Why, Mary, you and I." And he would burst into a shout of laughter, slapping his thigh, while Mary forced a smile in answer, rather than his joke should fail.
She thought of these things as she walked alone on Twelve Men's Moor, and she knew she must go away from North Hill very soon, for these people were not her people, and only amongst the woods and streams of her own Helford valley would she know peace and contentment again.
There was a cart coming towards her from Kilmar, making tracks in the white frost like a hare.
It was the one moving thing upon the silent plain.
She watched it in suspicion, for there were no cottages on this moor except Trewartha, away in the valley by the Withy Brook, and Trewartha, she knew, stood empty.
Nor had she seen its owner since he had fired at her on Rough Tor.
"He's an ungrateful rascal, like the rest of his breed," said the squire. "But for me he'd be in jail now, with a long sentence to serve to break his spirit.
I forced his hand and he had to knuckle under.

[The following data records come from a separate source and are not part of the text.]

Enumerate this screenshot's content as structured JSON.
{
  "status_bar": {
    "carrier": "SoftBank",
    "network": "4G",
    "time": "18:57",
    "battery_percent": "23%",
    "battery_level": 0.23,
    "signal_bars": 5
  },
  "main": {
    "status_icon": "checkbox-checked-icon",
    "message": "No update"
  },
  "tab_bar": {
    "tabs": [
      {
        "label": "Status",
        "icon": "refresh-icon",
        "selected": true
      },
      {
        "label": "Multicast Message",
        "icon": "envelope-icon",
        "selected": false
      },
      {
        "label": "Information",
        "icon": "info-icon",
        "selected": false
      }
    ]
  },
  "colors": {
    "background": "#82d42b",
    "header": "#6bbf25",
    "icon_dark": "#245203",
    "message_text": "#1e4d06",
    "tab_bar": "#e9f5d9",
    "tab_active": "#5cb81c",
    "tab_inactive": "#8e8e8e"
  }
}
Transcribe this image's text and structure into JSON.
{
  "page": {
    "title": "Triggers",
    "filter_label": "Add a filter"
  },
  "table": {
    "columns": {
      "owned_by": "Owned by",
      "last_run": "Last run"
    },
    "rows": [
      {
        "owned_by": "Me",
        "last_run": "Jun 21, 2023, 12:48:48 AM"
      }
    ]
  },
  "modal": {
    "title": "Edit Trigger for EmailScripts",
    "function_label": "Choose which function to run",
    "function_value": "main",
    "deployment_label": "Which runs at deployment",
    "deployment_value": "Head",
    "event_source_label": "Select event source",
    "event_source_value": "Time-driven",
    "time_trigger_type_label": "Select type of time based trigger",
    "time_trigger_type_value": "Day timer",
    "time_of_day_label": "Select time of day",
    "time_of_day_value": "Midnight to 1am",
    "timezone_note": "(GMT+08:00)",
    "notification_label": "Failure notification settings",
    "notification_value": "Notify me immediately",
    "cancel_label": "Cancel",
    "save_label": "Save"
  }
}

I grant he did well after that and was the means of tracing you, Mary, and that black-coated scoundrel; but he's never as much as thanked me for clearing his name in the business, and has taken himself to the world's end now, for all I know.
There's never been a Merlyn yet that came to any good, and he'll go the way of the rest of them."
So Trewartha stood empty, and the horses were gone wild with their fellows and roamed free upon the moors, and their master had ridden away with a song on his lips, as she had known he would.
The cart came nearer to the slope of the hill, and Mary shielded her eyes from the sun to watch its progress.
The horse bent to the strain, and she saw that it laboured beneath a strange load of pots and pans and mattresses and sticks.
Someone was making for the country with his home upon his back.
Even then she did not tumble to the truth, and it was not until the cart was below her and the driver, walking by the side, looked up to her and waved that she recognised him.
She went down towards the cart with a fine show of indifference and turned at once to the horse to pat him and speak to him, while Jem kicked a stone under the wheel and wedged it there for safety.
"Are you better?" he called from behind the cart. "I heard you were sick and had taken to your bed."
"You must have heard wrong," said Mary. "I've been about the house there at North Hill and walking in the grounds; there's never been much the matter with me except a hatred for my neighbourhood."
"There was a rumour you were to settle there and be companion to Mrs. Bassat.